Since \(0 \cdot x = 0\) for any vector \(x\text{,}\) the zero vector is orthogonal to every vector in \(\mathbb{R}^n \).
We motivate the above definition using the law of cosines in \(\mathbb{R}^2 \). In our language, the law of cosines asserts that if \(x,y\) are two nonzero vectors, and if \(\alpha>0\) is the angle between them, then
\[ \|y-x\|^2 = \|x\|^2 + \|y\|^2 - 2\|x\|\,\|y\|\cos\alpha. \nonumber \]
Figure \(\PageIndex{4}\)
In particular, \(\alpha=90^\circ\) if and only if \(\cos(\alpha)=0\text{,}\) which happens if and only if \(\|y-x\|^2 = \|x\|^2+\|y\|^2\). Therefore,
\[ \begin{split} \text{$x$ and $y$ are perpendicular} \amp\iff \|x\|^2 + \|y\|^2 = \|y-x\|^2 \\ \amp\iff x\cdot x + y\cdot y = (y-x)\cdot(y-x) \\ \amp\iff x\cdot x + y\cdot y = y\cdot y + x\cdot x -2x\cdot y \\ \amp\iff x\cdot y = 0. \end{split} \nonumber \]
To reiterate:
\[ x\perp y \quad\iff\quad x\cdot y = 0 \quad\iff\quad \|y-x\|^2 = \|x\|^2 + \|y\|^2. \nonumber \]
Find all vectors orthogonal to \(v = \left(\begin{array}{c}1\\1\\-1\end{array}\right).\)
Solution
We have to find all vectors \(x\) such that \(x\cdot v = 0\). This means solving the equation
\[ 0 = x\cdot v = \left(\begin{array}{c}x_1\\x_2\\x_3\end{array}\right)\cdot\left(\begin{array}{c}1\\1\\-1\end{array}\right) = x_1 + x_2 - x_3. \nonumber \]
The parametric form for the solution set is \(x_1 = -x_2 + x_3\text{,}\) so the parametric vector form of the general solution is
\[ x = \left(\begin{array}{c}x_1\\x_2\\x_3\end{array}\right) = x_2\left(\begin{array}{c}-1\\1\\0\end{array}\right) + x_3\left(\begin{array}{c}1\\0\\1\end{array}\right). \nonumber \]

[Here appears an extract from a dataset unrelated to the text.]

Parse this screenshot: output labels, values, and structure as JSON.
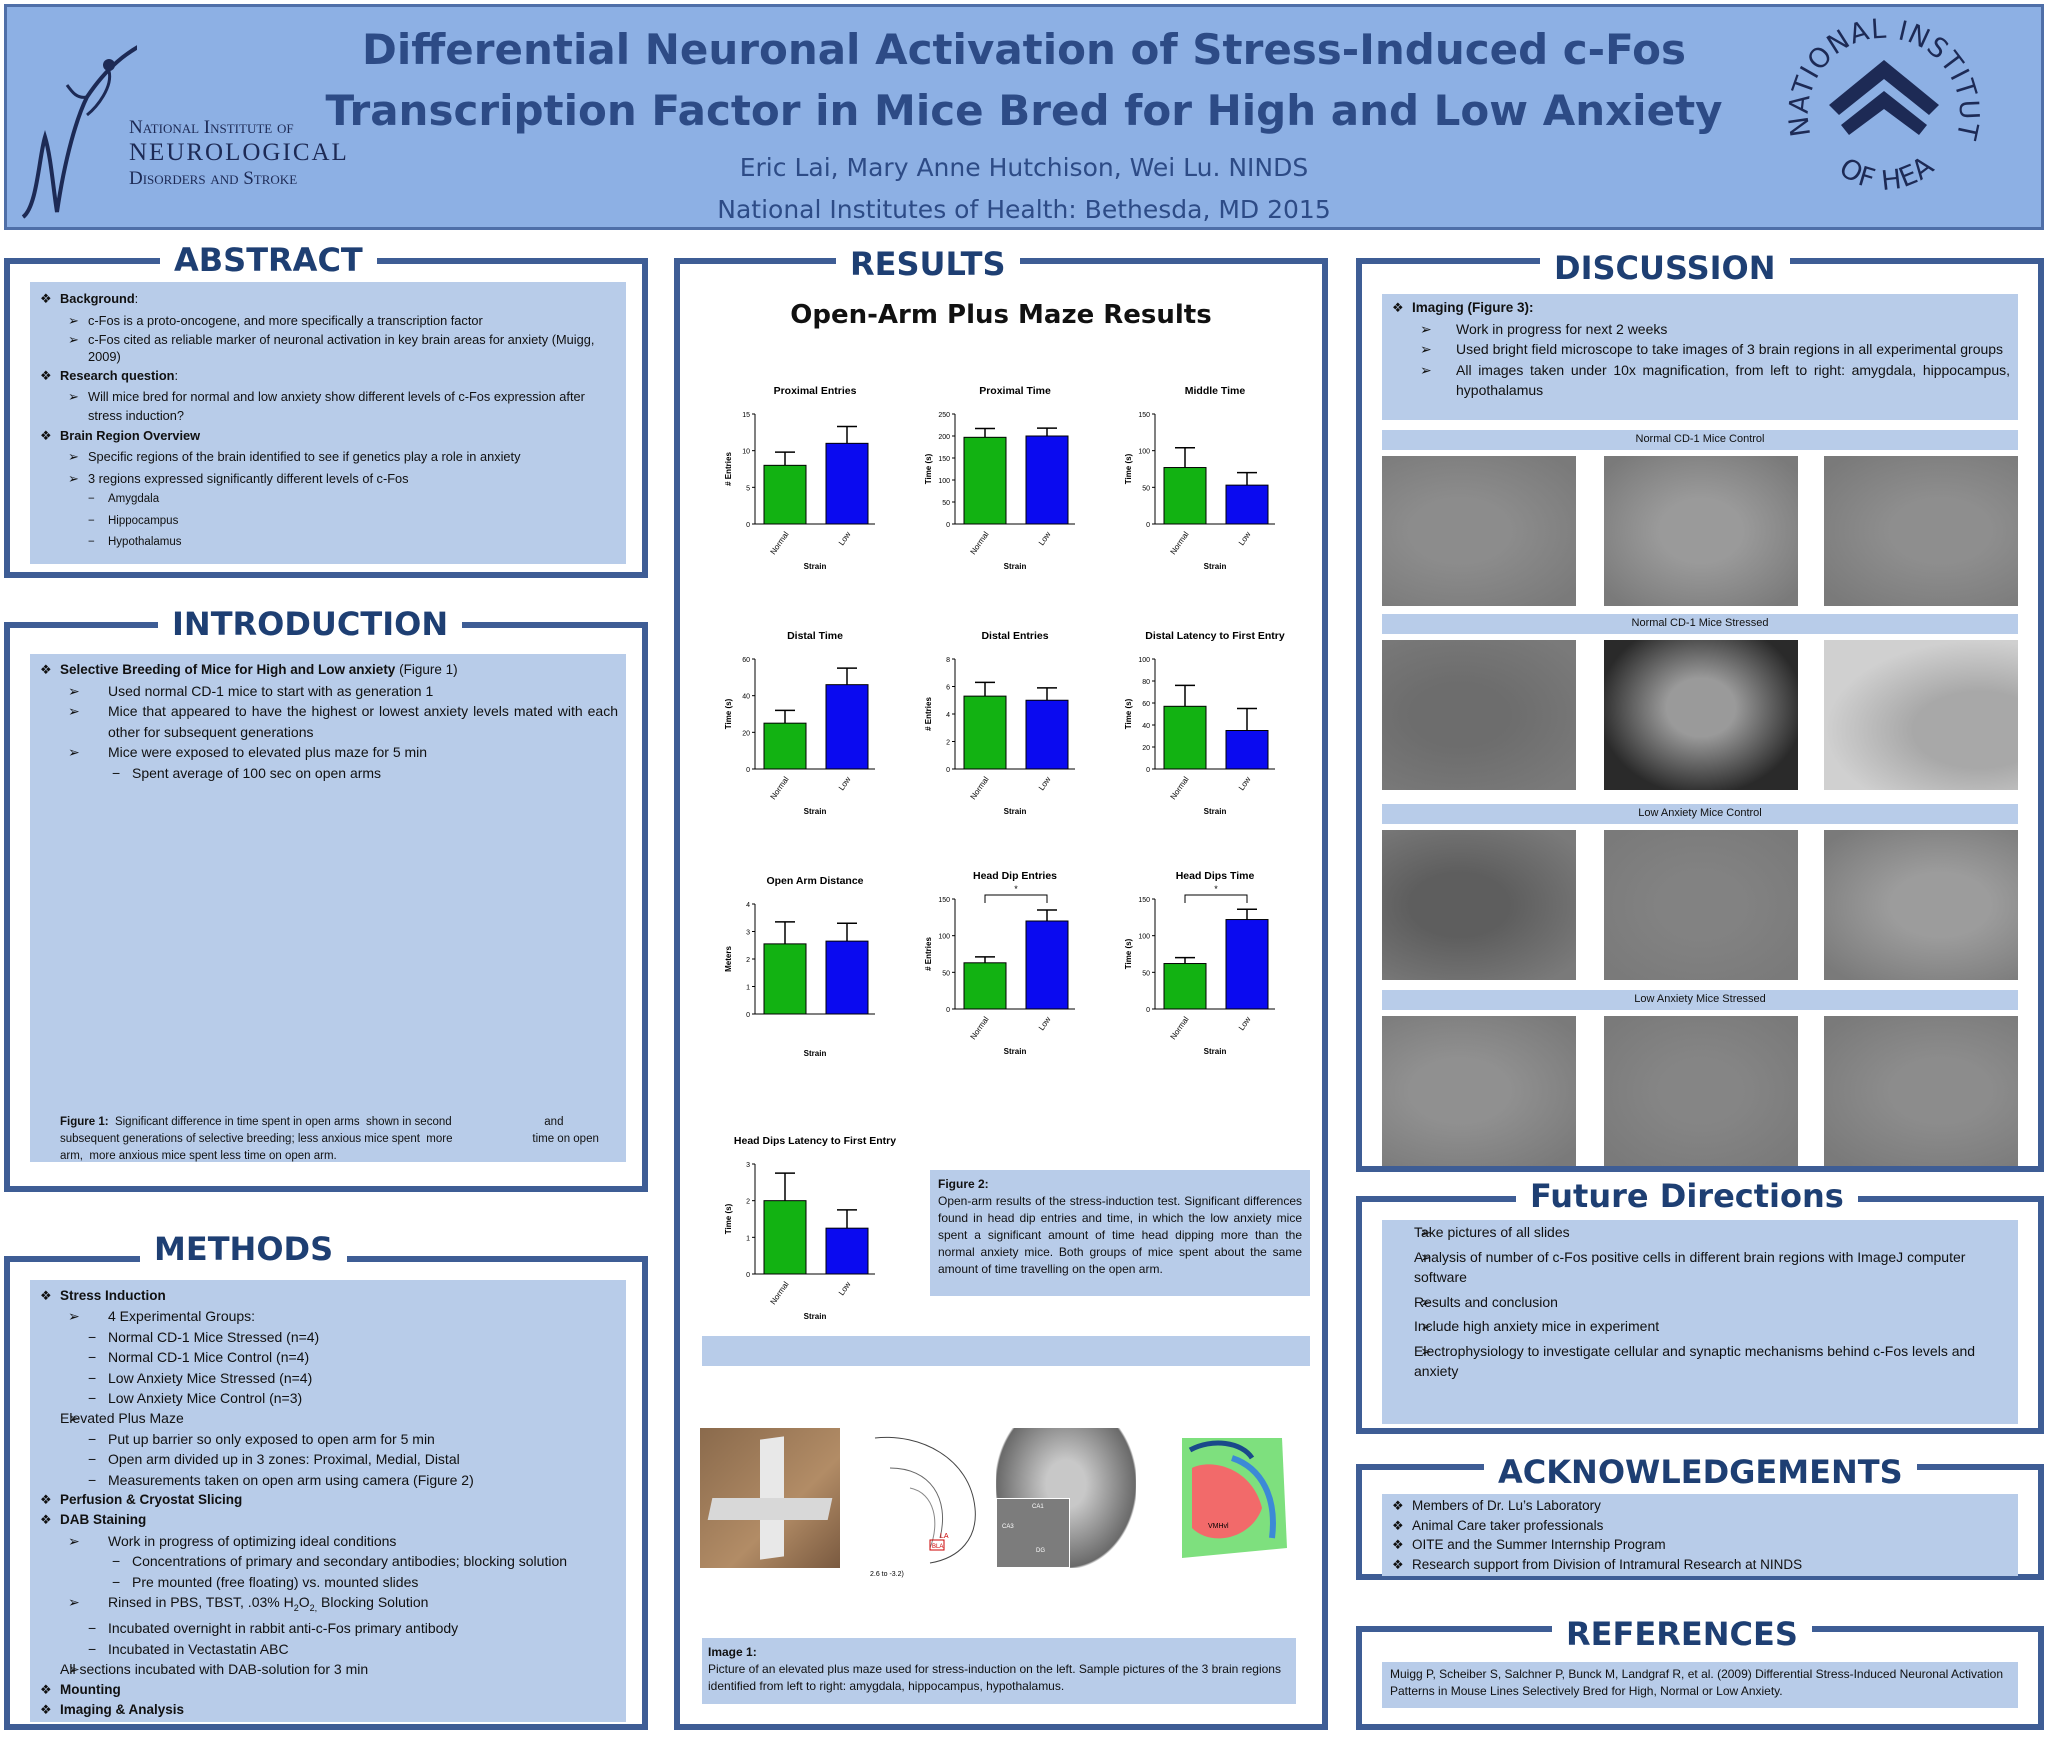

Therefore, the answer is the plane
\[ \text{Span}\left\{\left(\begin{array}{c}-1\\1\\0\end{array}\right),\;\left(\begin{array}{c}1\\0\\1\end{array}\right)\right\}. \nonumber \]
For instance,
\[\left(\begin{array}{c}-1\\1\\0\end{array}\right)\perp\left(\begin{array}{c}1\\1\\-1\end{array}\right)\quad\text{because}\quad \left(\begin{array}{c}-1\\1\\0\end{array}\right)\cdot\left(\begin{array}{c}1\\1\\-1\end{array}\right) = 0\text{.} \nonumber \]

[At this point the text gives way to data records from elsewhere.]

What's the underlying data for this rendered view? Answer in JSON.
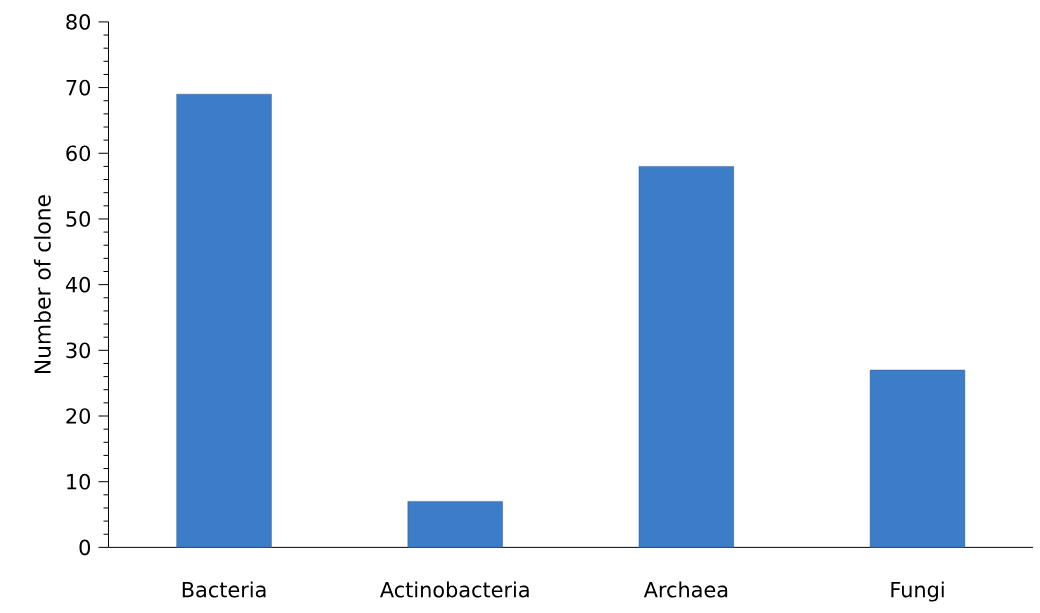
{
  "chart_data": {
    "type": "bar",
    "ylabel": "Number of clone",
    "categories": [
      "Bacteria",
      "Actinobacteria",
      "Archaea",
      "Fungi"
    ],
    "values": [
      69,
      7,
      58,
      27
    ],
    "color": "#3d7cc9",
    "ylim": [
      0,
      80
    ],
    "yticks": [
      0,
      {
        "value": 2,
        "label": null
      },
      {
        "value": 4,
        "label": null
      },
      {
        "value": 6,
        "label": null
      },
      {
        "value": 8,
        "label": null
      },
      10,
      {
        "value": 12,
        "label": null
      },
      {
        "value": 14,
        "label": null
      },
      {
        "value": 16,
        "label": null
      },
      {
        "value": 18,
        "label": null
      },
      20,
      {
        "value": 22,
        "label": null
      },
      {
        "value": 24,
        "label": null
      },
      {
        "value": 26,
        "label": null
      },
      {
        "value": 28,
        "label": null
      },
      30,
      {
        "value": 32,
        "label": null
      },
      {
        "value": 34,
        "label": null
      },
      {
        "value": 36,
        "label": null
      },
      {
        "value": 38,
        "label": null
      },
      40,
      {
        "value": 42,
        "label": null
      },
      {
        "value": 44,
        "label": null
      },
      {
        "value": 46,
        "label": null
      },
      {
        "value": 48,
        "label": null
      },
      50,
      {
        "value": 52,
        "label": null
      },
      {
        "value": 54,
        "label": null
      },
      {
        "value": 56,
        "label": null
      },
      {
        "value": 58,
        "label": null
      },
      60,
      {
        "value": 62,
        "label": null
      },
      {
        "value": 64,
        "label": null
      },
      {
        "value": 66,
        "label": null
      },
      {
        "value": 68,
        "label": null
      },
      70,
      {
        "value": 72,
        "label": null
      },
      {
        "value": 74,
        "label": null
      },
      {
        "value": 76,
        "label": null
      },
      {
        "value": 78,
        "label": null
      },
      80
    ],
    "grid": false
  }
}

Find all vectors orthogonal to both \(v = \left(\begin{array}{c}1\\1\\-1\end{array}\right)\) and \(w = \left(\begin{array}{c}1\\1\\1\end{array}\right)\).
Solution
We have to solve the system of two homogeneous equations
\[\begin{aligned}0&=x\cdot v=\left(\begin{array}{c}x_1\\x_2\\x_3\end{array}\right)\cdot\left(\begin{array}{c}1\\1\\-1\end{array}\right)=x_1+x_2-x_3 \\ 0&=x\cdot w=\left(\begin{array}{c}x_1\\x_2\\x_3\end{array}\right)\cdot\left(\begin{array}{c}1\\1\\1\end{array}\right)=x_1+x_2+x_3.\end{aligned}\]
In matrix form:
\[ \left(\begin{array}{ccc}1&1&-1\\1&1&1\end{array}\right) \;\xrightarrow{\text{RREF}}\;\left(\begin{array}{ccc}1&1&0\\0&0&1\end{array}\right). \nonumber \]
The parametric vector form of the solution set is
\[ \left(\begin{array}{c}x_1\\x_2\\x_3\end{array}\right) = x_2\left(\begin{array}{c}-1\\1\\0\end{array}\right). \nonumber \]
Therefore, the answer is the line
\[ \text{Span}\left\{\left(\begin{array}{c}-1\\1\\0\end{array}\right)\right\}. \nonumber \]
For instance,
\[ \left(\begin{array}{c}-1\\1\\0\end{array}\right)\cdot\left(\begin{array}{c}1\\1\\-1\end{array}\right) = 0 \quad\text{and}\quad \left(\begin{array}{c}-1\\1\\0\end{array}\right)\cdot\left(\begin{array}{c}1\\1\\1\end{array}\right) = 0. \nonumber \]
More generally, the law of cosines gives a formula for the angle \(\alpha\) between two nonzero vectors:
\[ \begin{split} 2\|x\|\|y\|\cos(\alpha) \amp= \|x\|^2 + \|y\|^2 - \|y-x\|^2 \\ \amp= x\cdot x + y\cdot y - (y-x)\cdot (y-x) \\ \amp= x\cdot x + y\cdot y - y\cdot y - x\cdot x + 2x\cdot y \\ \amp= 2x\cdot y \\ \amp\quad\implies \alpha = \cos^{-1}\left(\frac{x\cdot y}{\|x\|\|y\|}\right). \end{split} \nonumber \]
In higher dimensions, we take this to be the definition of the angle between \(x\) and \(y\).